Estudo revela que quase 90% das crianças asiáticas têm miopia

No Brasil, orientais também apresentam mesmo tipo de problema.
 
Estudo conduzido pelo pesquisador Ian Morgan, da Australian National University, e publicado recentemente no jornal Lancet mostra que quase 90% dos jovens adultos de países asiáticos – Japão, China, Taiwan, Singapura e Coréia do Sul – têm miopia. O problema, considerado epidêmico, se deve ao fato da rigidez com que crianças e adolescentes se dedicam aos estudos, sobrando pouco tempo para brincar à luz do dia.
 
De acordo com o pesquisador, o que se supunha ser um problema com uma carga hereditária muito forte acabou evidenciando a relevante contribuição do ambiente e dos costumes. Como termo de comparação, o percentual de míopes no Reino Unido não chega a 30%.
 
Estudos referentes à população de asiáticos que migraram para outros países também são reveladores. Chineses que se mudaram para a Austrália, por exemplo, onde a exposição ao sol é muito mais comum entre os jovens, apresentam taxas mais baixas de miopia do que seus parentes que permanecem no país de origem.
 
Uma das preocupações dos oftalmologistas em relação às crianças asiáticas em idade escolar é que entre 10% e 20% apresentam alto grau de miopia, o que aumenta também o risco de desenvolverem problemas de visão muito mais sérios na idade adulta, incluindo cegueira. Para Morgan, a causa do problema é a pressão familiar e social em relação aos estudos, que exige que as crianças passem muitas horas debruçadas sobre os livros – o que explica o fato de esses países dominarem os rankings mundiais de performance educacional.
 
Na opinião do doutor Renato Neves, cirurgião-oftalmologista e presidente do Eye Care Hospital de Olhos, a miopia também acomete bastantes crianças e jovens brasileiros com ascendência oriental, principalmente as que moram em cidades com alto grau de competitividade, como São Paulo. “Geralmente, filhos e netos de imigrantes asiáticos são bastante cobrados em relação à dedicação aos estudos.
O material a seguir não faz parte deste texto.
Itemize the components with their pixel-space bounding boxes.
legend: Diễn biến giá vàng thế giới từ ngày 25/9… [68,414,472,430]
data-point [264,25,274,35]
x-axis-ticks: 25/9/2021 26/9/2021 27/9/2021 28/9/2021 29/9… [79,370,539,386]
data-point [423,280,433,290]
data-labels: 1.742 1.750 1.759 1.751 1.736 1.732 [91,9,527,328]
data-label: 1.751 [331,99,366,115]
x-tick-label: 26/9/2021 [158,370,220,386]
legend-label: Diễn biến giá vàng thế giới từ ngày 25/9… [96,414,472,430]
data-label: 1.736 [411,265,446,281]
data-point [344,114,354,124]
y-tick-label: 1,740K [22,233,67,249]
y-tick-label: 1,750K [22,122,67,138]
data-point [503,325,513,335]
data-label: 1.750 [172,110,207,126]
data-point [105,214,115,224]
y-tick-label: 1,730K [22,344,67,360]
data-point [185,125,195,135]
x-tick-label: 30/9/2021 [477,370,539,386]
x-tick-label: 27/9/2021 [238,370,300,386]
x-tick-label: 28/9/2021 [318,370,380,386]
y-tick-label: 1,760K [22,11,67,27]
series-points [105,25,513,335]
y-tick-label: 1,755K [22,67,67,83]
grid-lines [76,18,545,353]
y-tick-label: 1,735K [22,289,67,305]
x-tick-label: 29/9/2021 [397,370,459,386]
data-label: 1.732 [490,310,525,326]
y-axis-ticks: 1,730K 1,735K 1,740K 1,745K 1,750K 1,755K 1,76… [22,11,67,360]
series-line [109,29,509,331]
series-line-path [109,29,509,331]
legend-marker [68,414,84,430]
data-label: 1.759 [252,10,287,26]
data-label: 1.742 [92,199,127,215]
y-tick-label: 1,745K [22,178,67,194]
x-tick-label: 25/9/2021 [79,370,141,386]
Somando isso ao fato de utilizarem as pausas nos estudos para jogar videogame, temos como resultado um aumento da predisposição à miopia”.
 
Aptos a enxergar só o que está próximo dos olhos, o especialista diz que os míopes apresentam um alongamento do globo ocular que acaba por desalinhar a luz na retina. Ou seja, o ponto focal que deveria se formar na parte de trás da retina acaba se formando antes, fazendo com que a pessoa enxergue mal tudo o que está distante, como se houvesse um embaçamento.  
 
Neves diz que, além de aumentar a predisposição à miopia, a dedicação intensiva aos estudos, sem pausas para a prática de atividades ao ar livre, pode provocar também dores de cabeça, lacrimejamento, ardor e vermelhidão nos olhos. “Essa condição costuma persistir por vários meses, levando ao diagnóstico de miopia – que pode ser transitória ou permanente”.
 
Para o especialista, os pais devem proporcionar mais atividades ao ar livre a seus filhos, incentivando pausas a cada duas ou três horas de estudo. Outra dica: para cada hora que a criança passa debruçada sobre os livros ou com o olhar fixo na tela do computador, ela deve fazer uma pausa de pelo menos 15 minutos, piscar várias vezes e olhar pela janela para focar objetos mais distantes.